Sunday, November 15, 2009

Day 66 - The "Are We There Yet?" Edition


Today is day 66 of Joshua's life and hospital stay and we have just 40 days left until Christmas! His surgery is 14 days away! Joshua is still weighing right around 11 pounds 4 ounces. The doctors and nutritionists and playing around with adding things to feedings and upping the feedings to try and get him gaining more weight. At least he's not losing weight. But the more weight he gains, the healthier he is and the better his recovery will be after the surgery. So we're hoping we can get him up at least another pound in the next two weeks.

Other than the feedings, he's pretty much not doing anything else new. We're just hanging out until surgery. This weeks been a bit rough. I know we're getting so close now, I know that. But it's been so long that we've been doing this and it's just really starting to wear on me, Steve, Noah and Abby and Joshua too. I'm so tired of all that's involved in being at the hospital everyday and no matter where I'm at, one or two of my kids are not with me. I'm so tired of the 45 minute each way drive. I'm tired of pumping breastmilk. I'm tired of being watched all day long as I just try to care for my son. I'm tired of the Doctors always thinking they know what's best for him and I don't. I'm tired of who are nurse is for the day, being a determining factor of how my day is going to be. I'm tired of annoying nurses (not all are). I'm tired of not seeing my husband except for about 45 minutes at night. I'm tired of getting up so early (I'm not a morning person!).
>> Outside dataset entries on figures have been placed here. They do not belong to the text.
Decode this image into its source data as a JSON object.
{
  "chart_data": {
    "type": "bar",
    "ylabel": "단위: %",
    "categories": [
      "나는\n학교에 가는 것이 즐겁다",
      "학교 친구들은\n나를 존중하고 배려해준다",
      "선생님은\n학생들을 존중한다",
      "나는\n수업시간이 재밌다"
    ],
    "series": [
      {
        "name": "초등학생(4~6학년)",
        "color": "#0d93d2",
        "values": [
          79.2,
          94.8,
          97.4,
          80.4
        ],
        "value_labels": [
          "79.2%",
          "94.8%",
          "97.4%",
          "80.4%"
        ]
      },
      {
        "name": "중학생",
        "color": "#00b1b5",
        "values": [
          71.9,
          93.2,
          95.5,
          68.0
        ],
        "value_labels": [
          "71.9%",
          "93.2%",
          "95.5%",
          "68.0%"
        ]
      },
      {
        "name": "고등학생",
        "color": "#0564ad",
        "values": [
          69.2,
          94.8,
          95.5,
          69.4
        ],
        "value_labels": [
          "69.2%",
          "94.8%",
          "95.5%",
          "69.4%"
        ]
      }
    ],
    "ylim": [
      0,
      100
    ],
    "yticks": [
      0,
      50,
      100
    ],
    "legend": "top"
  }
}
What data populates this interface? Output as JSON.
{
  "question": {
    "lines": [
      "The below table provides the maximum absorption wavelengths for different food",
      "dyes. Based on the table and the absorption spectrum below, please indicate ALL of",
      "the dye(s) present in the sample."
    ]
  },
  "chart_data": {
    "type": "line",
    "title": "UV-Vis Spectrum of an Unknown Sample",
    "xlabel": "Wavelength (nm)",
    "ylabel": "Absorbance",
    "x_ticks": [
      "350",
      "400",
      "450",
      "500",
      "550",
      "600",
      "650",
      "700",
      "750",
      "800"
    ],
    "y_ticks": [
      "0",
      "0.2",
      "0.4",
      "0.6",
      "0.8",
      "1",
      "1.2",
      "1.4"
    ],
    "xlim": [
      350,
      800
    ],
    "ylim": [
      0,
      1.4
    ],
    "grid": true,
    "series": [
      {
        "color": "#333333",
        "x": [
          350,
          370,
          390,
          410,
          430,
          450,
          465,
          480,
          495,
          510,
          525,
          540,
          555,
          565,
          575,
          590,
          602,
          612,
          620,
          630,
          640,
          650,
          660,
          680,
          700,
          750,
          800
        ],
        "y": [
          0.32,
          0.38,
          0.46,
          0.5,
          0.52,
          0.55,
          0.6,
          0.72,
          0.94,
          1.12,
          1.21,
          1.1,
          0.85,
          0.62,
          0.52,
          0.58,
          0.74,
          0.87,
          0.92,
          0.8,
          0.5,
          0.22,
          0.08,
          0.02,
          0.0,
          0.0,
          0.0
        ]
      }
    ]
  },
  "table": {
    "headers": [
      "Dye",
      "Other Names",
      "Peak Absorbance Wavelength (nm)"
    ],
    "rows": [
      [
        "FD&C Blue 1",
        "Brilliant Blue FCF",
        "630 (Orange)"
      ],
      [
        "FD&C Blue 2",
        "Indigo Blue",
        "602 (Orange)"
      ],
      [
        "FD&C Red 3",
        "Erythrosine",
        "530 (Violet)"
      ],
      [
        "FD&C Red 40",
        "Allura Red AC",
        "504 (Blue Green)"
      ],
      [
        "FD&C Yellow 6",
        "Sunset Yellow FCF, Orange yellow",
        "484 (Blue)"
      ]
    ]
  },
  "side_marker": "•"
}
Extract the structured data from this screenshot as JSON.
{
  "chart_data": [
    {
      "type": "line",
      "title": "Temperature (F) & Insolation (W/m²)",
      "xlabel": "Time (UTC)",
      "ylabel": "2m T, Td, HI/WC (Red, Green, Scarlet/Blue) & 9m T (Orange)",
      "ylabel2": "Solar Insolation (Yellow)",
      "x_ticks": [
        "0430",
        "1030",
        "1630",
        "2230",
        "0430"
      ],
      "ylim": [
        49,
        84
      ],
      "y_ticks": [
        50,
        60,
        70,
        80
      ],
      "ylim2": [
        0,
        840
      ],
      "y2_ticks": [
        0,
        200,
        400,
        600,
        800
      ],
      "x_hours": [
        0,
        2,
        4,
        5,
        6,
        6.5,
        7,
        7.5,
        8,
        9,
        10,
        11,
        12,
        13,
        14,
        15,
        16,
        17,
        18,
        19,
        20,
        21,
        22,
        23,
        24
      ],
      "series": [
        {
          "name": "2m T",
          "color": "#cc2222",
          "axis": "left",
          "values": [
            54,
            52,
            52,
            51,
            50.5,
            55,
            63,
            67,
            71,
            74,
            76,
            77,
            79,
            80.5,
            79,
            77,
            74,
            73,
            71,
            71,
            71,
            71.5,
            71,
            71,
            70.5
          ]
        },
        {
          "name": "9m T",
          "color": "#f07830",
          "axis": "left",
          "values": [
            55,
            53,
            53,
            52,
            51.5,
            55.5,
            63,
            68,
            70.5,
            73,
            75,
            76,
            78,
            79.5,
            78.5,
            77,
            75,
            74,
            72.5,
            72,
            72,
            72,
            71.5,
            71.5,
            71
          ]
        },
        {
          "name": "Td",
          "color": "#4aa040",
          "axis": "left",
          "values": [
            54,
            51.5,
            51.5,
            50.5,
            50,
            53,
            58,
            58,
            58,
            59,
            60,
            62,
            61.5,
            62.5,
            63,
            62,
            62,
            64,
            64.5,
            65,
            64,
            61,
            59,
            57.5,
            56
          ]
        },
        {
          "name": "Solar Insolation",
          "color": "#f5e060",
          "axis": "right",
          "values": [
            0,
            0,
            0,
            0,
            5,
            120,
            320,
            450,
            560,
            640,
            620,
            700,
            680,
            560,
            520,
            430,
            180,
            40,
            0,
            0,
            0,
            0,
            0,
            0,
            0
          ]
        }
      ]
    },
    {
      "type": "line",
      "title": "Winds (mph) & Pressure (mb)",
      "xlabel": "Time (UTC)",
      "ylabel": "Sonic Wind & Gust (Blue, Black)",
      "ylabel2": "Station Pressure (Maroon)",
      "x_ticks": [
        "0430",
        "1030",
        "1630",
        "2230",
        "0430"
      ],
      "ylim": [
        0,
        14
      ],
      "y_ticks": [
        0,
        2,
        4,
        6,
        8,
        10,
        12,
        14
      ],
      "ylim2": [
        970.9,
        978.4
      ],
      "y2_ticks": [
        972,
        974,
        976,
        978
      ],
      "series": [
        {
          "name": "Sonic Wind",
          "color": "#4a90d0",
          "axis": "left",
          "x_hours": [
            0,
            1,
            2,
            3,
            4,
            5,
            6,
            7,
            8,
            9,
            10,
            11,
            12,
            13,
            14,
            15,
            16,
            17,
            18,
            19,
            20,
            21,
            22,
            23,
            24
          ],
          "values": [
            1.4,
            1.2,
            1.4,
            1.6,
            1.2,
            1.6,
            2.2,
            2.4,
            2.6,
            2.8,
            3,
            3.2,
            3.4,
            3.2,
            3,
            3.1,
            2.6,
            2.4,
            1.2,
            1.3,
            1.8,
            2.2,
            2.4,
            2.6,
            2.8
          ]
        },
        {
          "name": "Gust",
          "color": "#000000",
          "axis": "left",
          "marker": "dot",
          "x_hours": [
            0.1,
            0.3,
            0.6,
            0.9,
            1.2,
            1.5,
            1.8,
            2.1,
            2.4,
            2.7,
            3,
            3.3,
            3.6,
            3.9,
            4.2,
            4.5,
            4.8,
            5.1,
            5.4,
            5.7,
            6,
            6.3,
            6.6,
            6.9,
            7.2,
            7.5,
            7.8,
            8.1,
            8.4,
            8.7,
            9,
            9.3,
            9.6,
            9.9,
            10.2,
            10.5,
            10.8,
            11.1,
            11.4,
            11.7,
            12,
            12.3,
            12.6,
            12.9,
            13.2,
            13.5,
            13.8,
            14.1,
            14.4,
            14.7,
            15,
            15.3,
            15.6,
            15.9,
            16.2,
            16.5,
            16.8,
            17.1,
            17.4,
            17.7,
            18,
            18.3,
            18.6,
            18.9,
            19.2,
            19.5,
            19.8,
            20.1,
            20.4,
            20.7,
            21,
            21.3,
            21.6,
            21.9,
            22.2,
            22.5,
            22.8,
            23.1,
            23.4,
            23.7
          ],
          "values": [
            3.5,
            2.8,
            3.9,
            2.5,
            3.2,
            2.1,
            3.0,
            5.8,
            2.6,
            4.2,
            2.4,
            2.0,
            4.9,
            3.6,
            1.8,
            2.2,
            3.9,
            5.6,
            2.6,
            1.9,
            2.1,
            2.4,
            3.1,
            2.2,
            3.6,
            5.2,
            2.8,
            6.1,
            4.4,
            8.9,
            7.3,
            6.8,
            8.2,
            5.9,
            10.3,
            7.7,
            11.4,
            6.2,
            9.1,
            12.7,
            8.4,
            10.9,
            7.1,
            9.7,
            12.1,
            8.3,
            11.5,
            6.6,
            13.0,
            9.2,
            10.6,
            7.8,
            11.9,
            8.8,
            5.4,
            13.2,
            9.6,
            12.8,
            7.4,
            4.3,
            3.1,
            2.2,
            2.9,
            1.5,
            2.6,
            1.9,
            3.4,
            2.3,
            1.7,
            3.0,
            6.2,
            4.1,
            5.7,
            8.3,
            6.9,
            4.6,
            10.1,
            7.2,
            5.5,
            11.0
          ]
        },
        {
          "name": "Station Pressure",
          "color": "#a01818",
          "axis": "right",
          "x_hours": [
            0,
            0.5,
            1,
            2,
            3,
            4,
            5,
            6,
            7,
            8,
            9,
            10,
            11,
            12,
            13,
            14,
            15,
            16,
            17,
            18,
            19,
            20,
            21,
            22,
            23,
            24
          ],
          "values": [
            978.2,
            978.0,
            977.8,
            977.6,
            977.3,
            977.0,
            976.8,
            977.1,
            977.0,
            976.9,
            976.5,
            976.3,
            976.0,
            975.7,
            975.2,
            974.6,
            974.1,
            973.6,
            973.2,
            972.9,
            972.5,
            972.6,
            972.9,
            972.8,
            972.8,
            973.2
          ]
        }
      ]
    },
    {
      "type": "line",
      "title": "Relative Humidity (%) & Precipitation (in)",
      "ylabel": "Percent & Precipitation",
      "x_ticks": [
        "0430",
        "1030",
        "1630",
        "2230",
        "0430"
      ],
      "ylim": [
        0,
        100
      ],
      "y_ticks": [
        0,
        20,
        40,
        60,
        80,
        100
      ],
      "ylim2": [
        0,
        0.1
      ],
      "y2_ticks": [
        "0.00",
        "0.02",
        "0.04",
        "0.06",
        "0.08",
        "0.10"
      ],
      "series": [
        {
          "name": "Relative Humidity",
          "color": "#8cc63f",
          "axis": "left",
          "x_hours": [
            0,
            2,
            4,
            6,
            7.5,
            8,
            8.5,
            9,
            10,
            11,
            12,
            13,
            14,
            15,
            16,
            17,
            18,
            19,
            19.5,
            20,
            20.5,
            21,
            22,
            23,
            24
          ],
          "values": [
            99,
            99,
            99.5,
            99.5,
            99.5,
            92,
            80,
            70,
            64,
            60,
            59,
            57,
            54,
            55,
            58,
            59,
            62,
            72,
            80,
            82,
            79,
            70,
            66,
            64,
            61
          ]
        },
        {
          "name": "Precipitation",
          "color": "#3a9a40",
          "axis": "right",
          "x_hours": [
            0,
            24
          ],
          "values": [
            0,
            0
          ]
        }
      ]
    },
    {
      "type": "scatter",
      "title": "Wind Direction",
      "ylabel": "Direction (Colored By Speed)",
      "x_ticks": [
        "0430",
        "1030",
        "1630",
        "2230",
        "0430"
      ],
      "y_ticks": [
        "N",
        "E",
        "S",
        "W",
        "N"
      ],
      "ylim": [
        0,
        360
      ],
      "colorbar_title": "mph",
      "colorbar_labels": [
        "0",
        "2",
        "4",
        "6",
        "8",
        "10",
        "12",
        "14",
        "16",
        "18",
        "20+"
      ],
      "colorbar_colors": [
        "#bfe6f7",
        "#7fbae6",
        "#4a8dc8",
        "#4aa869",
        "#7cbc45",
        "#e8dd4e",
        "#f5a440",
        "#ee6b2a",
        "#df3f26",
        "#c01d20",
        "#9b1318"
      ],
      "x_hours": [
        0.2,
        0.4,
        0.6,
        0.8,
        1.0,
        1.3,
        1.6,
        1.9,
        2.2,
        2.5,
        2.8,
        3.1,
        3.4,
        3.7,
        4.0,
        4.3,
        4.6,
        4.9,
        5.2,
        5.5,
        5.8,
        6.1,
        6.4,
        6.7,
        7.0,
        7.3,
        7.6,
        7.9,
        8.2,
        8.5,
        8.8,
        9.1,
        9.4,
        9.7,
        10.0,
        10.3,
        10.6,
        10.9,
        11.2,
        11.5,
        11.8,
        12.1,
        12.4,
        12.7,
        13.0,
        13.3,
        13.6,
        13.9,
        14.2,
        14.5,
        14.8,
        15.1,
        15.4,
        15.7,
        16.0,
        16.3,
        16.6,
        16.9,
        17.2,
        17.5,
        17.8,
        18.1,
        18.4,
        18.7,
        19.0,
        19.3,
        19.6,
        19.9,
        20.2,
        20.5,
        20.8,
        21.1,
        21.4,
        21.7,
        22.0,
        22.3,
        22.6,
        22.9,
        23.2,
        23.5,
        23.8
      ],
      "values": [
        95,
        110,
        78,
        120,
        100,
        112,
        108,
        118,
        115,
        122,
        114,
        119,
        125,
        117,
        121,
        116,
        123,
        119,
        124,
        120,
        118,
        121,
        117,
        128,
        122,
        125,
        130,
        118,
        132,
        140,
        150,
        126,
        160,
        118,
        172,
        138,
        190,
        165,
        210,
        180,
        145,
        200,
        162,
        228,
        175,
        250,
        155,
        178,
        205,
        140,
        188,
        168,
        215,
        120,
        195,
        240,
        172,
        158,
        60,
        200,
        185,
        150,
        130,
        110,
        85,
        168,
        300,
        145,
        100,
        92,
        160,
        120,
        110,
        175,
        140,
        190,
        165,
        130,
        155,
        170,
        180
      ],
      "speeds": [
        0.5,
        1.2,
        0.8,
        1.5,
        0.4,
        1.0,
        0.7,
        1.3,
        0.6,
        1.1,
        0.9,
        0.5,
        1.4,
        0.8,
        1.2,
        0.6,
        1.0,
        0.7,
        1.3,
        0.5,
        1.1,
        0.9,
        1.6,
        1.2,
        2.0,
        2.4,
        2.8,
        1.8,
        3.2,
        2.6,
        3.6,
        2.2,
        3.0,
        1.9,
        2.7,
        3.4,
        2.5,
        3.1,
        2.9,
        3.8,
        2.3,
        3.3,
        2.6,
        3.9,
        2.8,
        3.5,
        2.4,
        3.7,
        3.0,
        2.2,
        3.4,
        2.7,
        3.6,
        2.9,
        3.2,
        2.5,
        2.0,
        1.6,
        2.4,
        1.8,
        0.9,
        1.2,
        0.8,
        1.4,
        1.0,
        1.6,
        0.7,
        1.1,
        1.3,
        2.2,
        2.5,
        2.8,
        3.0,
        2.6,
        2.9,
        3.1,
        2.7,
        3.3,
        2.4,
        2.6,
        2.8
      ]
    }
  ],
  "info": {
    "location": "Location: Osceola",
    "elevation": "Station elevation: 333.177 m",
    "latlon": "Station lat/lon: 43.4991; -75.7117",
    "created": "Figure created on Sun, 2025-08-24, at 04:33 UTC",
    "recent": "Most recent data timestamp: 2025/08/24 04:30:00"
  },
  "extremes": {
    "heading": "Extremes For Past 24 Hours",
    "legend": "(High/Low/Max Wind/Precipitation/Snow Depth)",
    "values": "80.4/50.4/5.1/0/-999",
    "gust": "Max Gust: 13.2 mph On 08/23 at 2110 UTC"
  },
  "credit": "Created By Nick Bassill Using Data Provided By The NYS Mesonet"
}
I'm tired of not having "family time". I'm tired of never being able to move my baby beyond the 6 foot by 6 foot square around his crib that the cords and tubes will reach (I'm sure he's tired of that as well. I know he'd love to get out and see more). I'm tired of coming home from the hospital exhausted and still having so much to do. I'm just tired. I've tried so hard to be a "trooper" and keep my mind in a positive attitude, but after awhile it just really wears on you. I know all 5 of us are "tired" of so much. I told our nurse yesterday (one that's really good and we love) that after we get home, I just want all of us (including the dog!) to lay in our bed for like 4 days. It might be crowded, but I just need that constant together time and relaxation right now. I can't wait to tell that hospital goodbye.

Sorry, I needed to keep it real!! It's not all "we can do this" "only 14 more days" "we're almost there". It's rough, I'm not going to lie. But alas, the end is in sight and I know that no matter how hard it is, we are all in God's hands and he is taking care of us. That is the only thing that gets us through this and in one piece. He's using this situation to build us up. We'll be closer and stronger than ever after this. I already feel some of that happening. We've never been a better "team". We're all doing our parts and it's working. And it's bringing us all so much closer to Him. I'm talking/praying to Him all day long. I really want His glory to be seen in our situation and I'm just hoping that is the case.

Well anyway, today Abby and I added our Joshua sticker to the back of the van. It's very rare that I have the car while at home, so since we did today (we have to go to a Birthday party) we added him. I can't wait until those stickers are seen driving through Kentucky, Tennessee, Georgia and Florida on our way to Walt Disney World!! Early spring, that's the goal!!




4 comments:

Amanda said...

I can't imagine dealing with what you do on a daily basis and the toll it takes on you emotionally, physically, spiritually.... No one expects you to be outwardly strong all of the time. You need to vent and to air your frustrations. You have handled this so amazingly well and are an inspiration to me.
Lots of love and prayers! Oh, and I love the Disney window clings!!

Lura said...

Reading your post made me teary. You are doing everything you can and that has to be draining. I'm glad you are seeing some positive from all of this and I can't wait to see that first family picture of all of you at home!

Char said...

I love the stickers! We have a set of them and we have 2 cat ones too. haha. We haven't put them on our vehicle yet because we want to make sure the car we put them on we will have for awhile.

I bet it is hard on you all. It's fine to vent and get it all out. I'm sure you are exhausted!

Sonya said...

Wow, I am sure that kind of schedule has ot be so hard. The part about the docs not listeing to you has ot be one of the hardest. The few tiems we have had to be at Childrens with Sawyer, we have felt that some. The crazy thing is we were usually right. A mommy just knows sometimes.
May God light your load very soon. I am always willing to help in any single way I can..anything.